The red earthenware has long been on my mind as a clay that I would like to phase out, so that one is first to go. I love the colour and I love working with the smooth buttery clay on the wheel, but in my opinion while earthenware clay is incredibly useful for many things it isn’t very durable. Earthenware is a soft, porous clay so it can chip easily if you don’t take care.

In its defense earthenware clay is good for many things. It keeps things cool and moist if the clay pot is made wet, as in the case of a wine cooler. You can fill a wine cooler with cold water, let it sit for a few minutes, pour out the water and insert your bottle of vino and your wine will be cool til the last drop. If you’re in a hurry, grab a handful of ice from the freezer and toss it in the wine cooler and you are good to go! The ice will melt and the cold water will get sucked up by the earthenware clay keeping your wine cool.

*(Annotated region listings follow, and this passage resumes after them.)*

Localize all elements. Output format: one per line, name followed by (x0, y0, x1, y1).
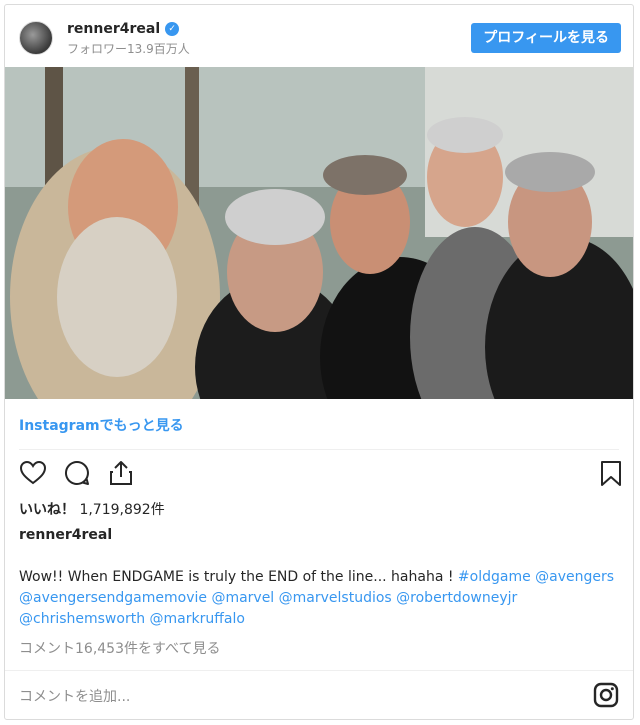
username-row: renner4real ✓ (67, 19, 180, 39)
instagram-embed-card: renner4real ✓ フォロワー13.9百万人 プロフィールを見る Ins… (4, 4, 634, 720)
username[interactable]: renner4real (67, 21, 160, 37)
caption-text: Wow!! When ENDGAME is truly the END of t… (19, 569, 458, 585)
mention-link[interactable]: @avengers (535, 569, 614, 585)
likes-number: 1,719,892件 (79, 502, 165, 518)
divider (19, 449, 619, 450)
caption-username[interactable]: renner4real (19, 527, 112, 543)
comment-icon[interactable] (63, 459, 91, 487)
mention-link[interactable]: @robertdowneyjr (396, 590, 517, 606)
mention-link[interactable]: @avengersendgamemovie (19, 590, 207, 606)
likes-count[interactable]: いいね！ 1,719,892件 (19, 499, 165, 519)
view-all-comments-link[interactable]: コメント16,453件をすべて見る (19, 638, 220, 658)
follower-count: フォロワー13.9百万人 (67, 42, 190, 56)
mention-link[interactable]: @markruffalo (150, 611, 245, 627)
view-profile-button[interactable]: プロフィールを見る (471, 23, 621, 53)
hashtag-link[interactable]: #oldgame (458, 569, 531, 585)
divider (5, 670, 633, 671)
action-bar (17, 459, 623, 489)
instagram-icon[interactable] (593, 682, 619, 708)
post-header: renner4real ✓ フォロワー13.9百万人 プロフィールを見る (5, 5, 633, 67)
avatar[interactable] (19, 21, 53, 55)
share-icon[interactable] (107, 459, 135, 487)
bookmark-icon[interactable] (597, 459, 625, 487)
post-photo-image (5, 67, 633, 399)
view-more-on-instagram-link[interactable]: Instagramでもっと見る (19, 415, 184, 435)
post-caption: Wow!! When ENDGAME is truly the END of t… (19, 567, 623, 630)
likes-label: いいね！ (19, 502, 75, 518)
mention-link[interactable]: @marvelstudios (279, 590, 392, 606)
heart-icon[interactable] (19, 459, 47, 487)
verified-badge-icon: ✓ (165, 22, 180, 36)
mention-link[interactable]: @chrishemsworth (19, 611, 145, 627)
add-comment-field[interactable]: コメントを追加... (19, 686, 130, 706)
post-photo[interactable] (5, 67, 633, 399)
mention-link[interactable]: @marvel (211, 590, 274, 606)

Earthenware is the only clay I use for the “fixer upper” wine cups I make. As you can see in the photo below, the cups are unglazed except for the edge where your lip meets it. That part is glazed so it feels nice on your lips, but if the interior were glazed that would defeat the purpose of the cup. You see, the unglazed clay is very useful at making crappy wine taste pretty good. How? When the wine comes in contact with the porous clay body it takes the edge off. The acid from the wine is absorbed by the porous clay.

carved wine cups2

If you have one of my wine cups you’ve probably done a taste test at my suggestion. Try the wine in glass and then in the earthenware cup. There is definitely a difference, and a good one at that. In addition to the wine cups I have also made wine jugs for decanting wine. The same principle applies.

Earthenware can keep things dry which is why I use it to make garlic jars. I’ve made a lot of garlic jars and glazed them and then used them as intended. I usually ended up with rotted or moldy garlic. This never happens to my garlic now because I keep it in my earthenware jar.

Garlic jars cut2

The wine cups, coolers and jars only account for a tiny portion of my sales, so once the last wad of red earthenware is gone, that’s it. I used my up my last bag of red earthenware clay yesterday, but I recycle my scrap clay (the stuff that goes into the splash pan around the wheel as well as trimmings) which will yield another 20-30 lbs of that clay. It will take about a year to phase out the red earthenware, so get it while you can.